L’esordio alla Sampdoria del pupillo di Mancini
Mezz’ora in campo. Che bellezza. Chi se la ricordava più com’era fatta mezz’ora in campo, quanto fosse lunga. Per avere almeno mezz’ora in campo, negli ultimi quindici mesi Simone Pafundi ha dovuto aspettare la chiamata di una Nazionale. Una qualsiasi. La Under-19, la Under-20, la Under-21. L’ultima occasione in cui aveva visto il campo per più di uno spezzone nel calcio dei club era stato per Losanna-Grasshoppers [21 maggio 2024], lasciamo stare le amichevoli. In tutto il campionato scorso, l’Udinese non lo ha mai utilizzato per più di 20 minuti, l’ultimo quarto d’ora risale a una dozzina di giorni fa in Coppa Italia contro la Carrarese, poco prima del passaggio alla Sampdoria. Dove ieri sera è stato mandato in campo al 61’ della partita di B contro il Modena.
Simone Pafundi ha compiuto appena 19 anni nello scorso mese di marzo, ma abbiamo consumato il suo nome e il suo cognome come un chewing-gum. Non è più un calciatore. È un epitome. È il compendio del famoso giocatorino italiano al quale non viene concesso spazio perché questo non è un paese per giovani. Pare già vecchissimo e invece ha tutto il futuro davanti. Bisognerebbe dargli agio di crescere senza altri pesi sulle spalle.
Ne porta in abbondanza da quando Roberto Mancini nella sua veste di c.t. disse una frase che voleva essere carezzevole e che fu feroce allo stesso tempo, «quando faccio la lista dei convocati viene prima Pafundi e poi gli altri ventidue». Partì la giostra della derisione. Per Mancini e per Pafundi. Esordì in Nazionale in un’amichevole a Tirana e il nostro sguardo su di lui mutò. Abbiamo rimproverato Sottil perché non lo faceva giocare abbastanza. In tv quando dovette spiegarne i motivi, Sottil pareva sinceramente imbarazzato. Abbiamo rimproverato Runajic per lo stesso motivo. Abbiamo creduto – come spesso succede – che gli allenatori siano dei signori capricciosi e autolesionisti, probabilmente inclini a tenersi in panchina dei prodigiosi fenomeni per non mortificare gli avversari.

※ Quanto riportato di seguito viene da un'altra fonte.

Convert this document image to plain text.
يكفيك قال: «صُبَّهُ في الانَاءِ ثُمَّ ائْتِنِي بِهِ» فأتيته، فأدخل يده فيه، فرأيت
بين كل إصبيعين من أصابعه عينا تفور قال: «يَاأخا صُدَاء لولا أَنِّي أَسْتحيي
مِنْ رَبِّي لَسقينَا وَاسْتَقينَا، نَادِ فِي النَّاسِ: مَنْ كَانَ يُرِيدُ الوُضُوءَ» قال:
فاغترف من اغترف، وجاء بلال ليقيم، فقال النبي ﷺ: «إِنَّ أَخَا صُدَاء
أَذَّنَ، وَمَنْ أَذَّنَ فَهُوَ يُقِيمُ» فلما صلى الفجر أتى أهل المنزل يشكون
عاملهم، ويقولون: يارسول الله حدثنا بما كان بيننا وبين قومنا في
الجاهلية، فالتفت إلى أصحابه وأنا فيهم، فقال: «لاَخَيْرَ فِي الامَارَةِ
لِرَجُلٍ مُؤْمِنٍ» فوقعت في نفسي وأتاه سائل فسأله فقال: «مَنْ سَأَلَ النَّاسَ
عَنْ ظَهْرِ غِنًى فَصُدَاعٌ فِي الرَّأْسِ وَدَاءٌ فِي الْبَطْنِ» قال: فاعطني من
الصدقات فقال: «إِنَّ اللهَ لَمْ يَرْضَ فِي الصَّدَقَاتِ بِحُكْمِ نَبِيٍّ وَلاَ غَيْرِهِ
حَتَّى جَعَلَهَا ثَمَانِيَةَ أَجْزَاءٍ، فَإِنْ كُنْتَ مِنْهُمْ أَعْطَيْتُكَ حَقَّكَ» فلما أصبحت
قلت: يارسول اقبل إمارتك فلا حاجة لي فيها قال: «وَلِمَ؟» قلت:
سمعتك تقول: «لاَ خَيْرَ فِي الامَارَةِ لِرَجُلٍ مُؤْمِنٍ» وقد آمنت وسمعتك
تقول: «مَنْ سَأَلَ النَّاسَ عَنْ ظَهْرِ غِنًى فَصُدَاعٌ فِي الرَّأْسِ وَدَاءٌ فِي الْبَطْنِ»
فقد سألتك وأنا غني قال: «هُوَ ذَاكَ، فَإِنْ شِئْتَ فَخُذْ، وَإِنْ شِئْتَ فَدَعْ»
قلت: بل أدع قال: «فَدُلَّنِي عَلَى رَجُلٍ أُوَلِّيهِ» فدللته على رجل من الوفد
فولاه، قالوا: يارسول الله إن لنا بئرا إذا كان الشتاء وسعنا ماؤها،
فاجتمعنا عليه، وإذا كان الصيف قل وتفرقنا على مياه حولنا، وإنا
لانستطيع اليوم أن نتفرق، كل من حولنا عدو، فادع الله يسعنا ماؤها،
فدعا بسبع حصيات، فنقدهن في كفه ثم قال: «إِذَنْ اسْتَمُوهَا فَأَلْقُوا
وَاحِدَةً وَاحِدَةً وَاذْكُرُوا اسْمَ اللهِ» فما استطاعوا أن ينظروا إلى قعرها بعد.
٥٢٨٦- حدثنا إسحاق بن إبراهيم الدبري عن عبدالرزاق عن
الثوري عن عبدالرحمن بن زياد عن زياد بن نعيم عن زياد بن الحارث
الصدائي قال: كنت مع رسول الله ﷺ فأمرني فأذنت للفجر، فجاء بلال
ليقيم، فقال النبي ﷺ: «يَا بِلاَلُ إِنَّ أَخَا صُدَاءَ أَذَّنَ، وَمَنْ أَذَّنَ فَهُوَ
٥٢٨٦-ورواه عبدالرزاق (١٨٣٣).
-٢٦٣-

Più realisticamente, Sottil e Runajic stavano immaginando un percorso di crescita, di cui fa parte questa nuova esperienza alla Sampdoria. “Non dev’essere un caso – fa notare la pagina Facebook Calcio da dietro – che il figlio di Roberto, Andrea (ora direttore sportivo alla Sampdoria), l’ha voluto prendere in prestito. Il tutto nonostante la Samp abbia anche annunciato Luigi Cherubini in prestito dalla Roma – sarà curioso capire come Massimo Donati, il nuovo allenatore blucerchiato, riuscirà a far coesistere due giocatori tatticamente simili”.
C’è tutta una formula contrattuale dietro di lui con cui l’Udinese si è garantita la possibilità di non perderlo di vista, se dovesse far bene o anche benino in prestito all Sampdoria. Intanto ieri nell’ultima mezz’ora, contro il Modena del vecchio allenatore Sottil, neppure dopo il suo ingresso in campo “ che avrebbe dovuto garantire il cambio di passo”, la Samp è uscita “da una certa prevedibilità tattica” [La Gazzetta]. Repubblica Genova ha scritto che “cerca qualche guizzo, ma non concretizza ed esagera nel dribbling”.